L’artiste trentenaire reposera dans le quartier d’où il était originaire.
Werenoi, de son vrai nom Jérémy Bana Owona, a été inhumé mardi 20 mai à Montreuil (Seine-Saint-Denis), accompagné par le quartier qui l’avait vu grandir. Le rappeur s’est éteint le 17 mai à l’âge de 31 ans seulement, en pleine gloire, alors qu’il était numéro un des ventes d’albums en France ces deux dernières années. L’artiste à l’ascension fulgurante est mort brutalement dans un hôpital parisien, sans que les causes de son décès soient précisées.
Quelque 800 personnes sont venues lui rendre hommage, après des prières dans une mosquée pleine. « Pas de téléphone, pas d’appareil photo, pas de caméra », répètent des vigiles devant le cimetière. Devant les grilles vertes du cimetière municipal, Nicolas, 25 ans, confie à l’AFP que « c’est la classe qu’il soit enterré ici, dans son quartier » de Montreuil, à l’est de Paris. « Ça m’a gravement touché qu’un artiste né ici, originaire du Cameroun (par ses parents) comme moi, ait tant de hype. J’aimais comment il posait ses mots sur l’instrumental.
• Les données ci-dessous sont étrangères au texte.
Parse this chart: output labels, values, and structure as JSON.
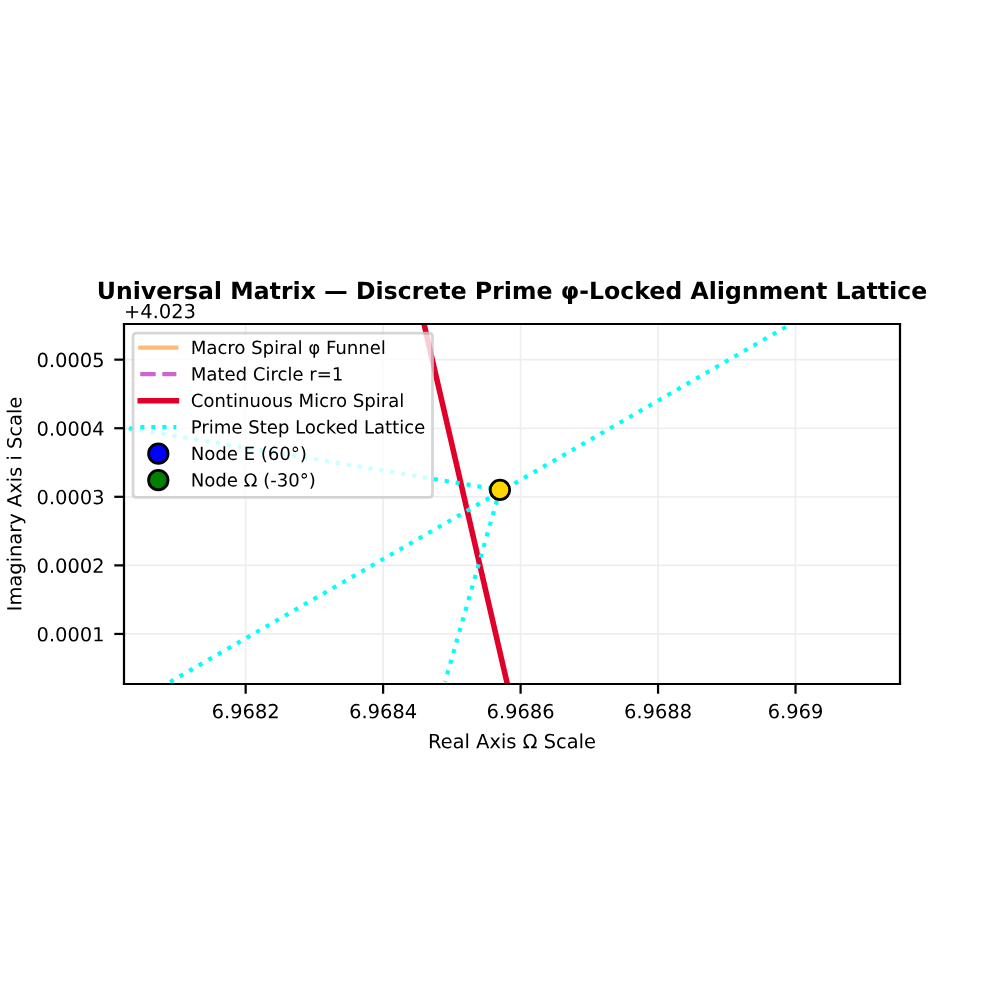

À Paris, au Zénith (en 2023), c’était mon premier concert et c’était fabuleux », ajoute le jeune homme à la chevelure rasta, assurant que sa mère qui vit avec lui « aime bien aussi ».
Dans le quartier Jean-Moulin, un homme de 27 ans a fermé son commerce pour assister aux obsèques. Se surnommant « Tommy », il évoque « quelqu’un de simple, de cool, un bon gars avec lequel on a grandi ». Il a toujours « cherché la discrétion », souligne-t-il, y compris ce décalage total entre sa reconnaissance parmi la jeunesse et son absence de notoriété dans les grands médias.
« Ce qu’il rappe, c’est ce qu’on vit tous les jours »
Werenoi s’était imposé comme l’artiste ayant vendu le plus d’albums en France en 2023 et 2024, selon le Syndicat national de l’édition phonographique. Pour expliquer ce succès, « Tommy » assure que « ce qu’il rappe, c’est ce qu’on vit tous les jours, car même ici, il y a deux mondes parallèles, le monde des Bisounours et un monde dur qu’il racontait dans ses textes : misère sociale, police, jalousie des gens, trafic aussi ».
« Les gens se reconnaissent en lui parce qu’il était crédible, ce n’était pas une fausse image », assure aussi Moussa, 33 ans. « Il a grandi dans la rue ici. Ce n’était pas un rappeur créé de toutes pièces à qui on met une chaîne en or et qui va clipper à Marseille alors qu’il est d’Avignon », ironise-t-il. Yass, 22 ans, séduit par son titre Solitaire, répète que Werenoi « avait de l’esprit ». Avant d’admettre que ses paroles évoquant trafics et violences étaient « dures ».
Quelques heures après l’annonce de son décès, les clips musicaux de Werenoi ont tous été retirés de YouTube. Seuls les audios restent en ligne, dont son dernier duo (Piano) avec le rappeur Gims. Mais sa discographie reste disponible sur les plateformes de streaming Spotify et Deezer.
Sortant du collège, un adolescent de 14 ans, Mamadou, se dit « touché » par sa mort, mais estime qu’« il y a beaucoup d’hypocrisie, car des gens qui ne l’écoutaient pas s’abonnent maintenant à son Instagram et disent que c’était leur rappeur préféré ». « Il racontait un peu des vérités », ajoute-t-il timidement.
« Il était gentil avec son quartier »
« Ça m’a fait mal au cœur », sa mort, confie aussi Sohayb, 14 ans, qui aura beaucoup écouté La League (« Toujours accompagné d’son Beretta, il vient du 9-3… Il joue d’la guitare, pas d’opéra… »). « Ses paroles, c’est un peu dur, mais quand il les dit, genre, j’aime trop ! ». Le regard caché derrière des lunettes de soleil, « Werenoi ne souriait jamais, c’est ça qui faisait son charme aussi. Et il était gentil avec son quartier », assure le collégien.